Extending the definition of Cornish surnames

Here are two surnames that haven’t appeared in either book or blogs. The reason they didn’t feature is because they are more common in places outside Cornwall and neither reached the number of 1861 household heads required for inclusion. Yet both were present by the middle of the 1600s and have a long history in Cornwall.

The first record I can find of the name Yeats is the burial of Arthur Yates at Boscastle in north Cornwall in 1627. From there this surname, more likely to be spelt Yeats in Cornwall than Yates, had by the mid-1700s dispersed to mid and west Cornwall. Over half the Yeats households were then found in the Wadebridge district of mid-Cornwall. By 1861 however, it had ramified in Camborne, a reflection of the population expansion there caused by the mining boom. As a result, the centre of gravity of the name in Cornwall shifted even further west.

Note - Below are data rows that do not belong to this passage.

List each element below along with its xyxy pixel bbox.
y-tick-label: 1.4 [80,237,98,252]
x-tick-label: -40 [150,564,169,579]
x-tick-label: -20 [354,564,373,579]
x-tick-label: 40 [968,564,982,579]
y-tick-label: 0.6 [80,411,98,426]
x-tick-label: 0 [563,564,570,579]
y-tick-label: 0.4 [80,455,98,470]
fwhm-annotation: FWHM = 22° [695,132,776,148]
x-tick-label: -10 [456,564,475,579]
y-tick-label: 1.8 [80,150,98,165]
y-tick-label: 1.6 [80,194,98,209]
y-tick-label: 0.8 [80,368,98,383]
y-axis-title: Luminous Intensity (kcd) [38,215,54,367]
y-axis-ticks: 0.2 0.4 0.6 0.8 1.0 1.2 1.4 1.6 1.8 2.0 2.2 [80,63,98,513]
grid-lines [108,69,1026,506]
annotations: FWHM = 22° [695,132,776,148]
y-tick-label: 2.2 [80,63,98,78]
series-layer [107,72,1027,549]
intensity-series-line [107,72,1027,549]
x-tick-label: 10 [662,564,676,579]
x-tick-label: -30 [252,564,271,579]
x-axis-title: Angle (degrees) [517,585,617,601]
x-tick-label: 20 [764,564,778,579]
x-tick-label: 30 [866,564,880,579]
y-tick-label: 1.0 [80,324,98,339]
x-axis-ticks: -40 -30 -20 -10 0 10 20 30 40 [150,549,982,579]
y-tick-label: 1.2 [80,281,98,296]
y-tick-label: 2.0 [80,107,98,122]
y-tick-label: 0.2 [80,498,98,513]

Our second name – Watts – was present in large numbers at an earlier point, as early as the 1520s. It was then usually just Watt, with just a handful of parishes in east Cornwall showing the additional -s. By 1641 that had completely turned around, with only two Watt men listed (at Feock), the other 44 being Watts. The name was quite widely dispersed in Cornwall by the 1800s. However, it’s clear that it was most concentrated on the Isles of Scilly. It was present there in numbers in the 1730s. Lack of early records prevents us from deciding whether it was taken to Scilly from Cornwall, or arrived from somewhere else, or emerged independently.

Both names have generally accepted origins. Yeats is from the word gate, given to someone living by a gate or possibly to someone who was a gatekeeper. Watts is from the popular medieval first name Wat, a short form of Walter.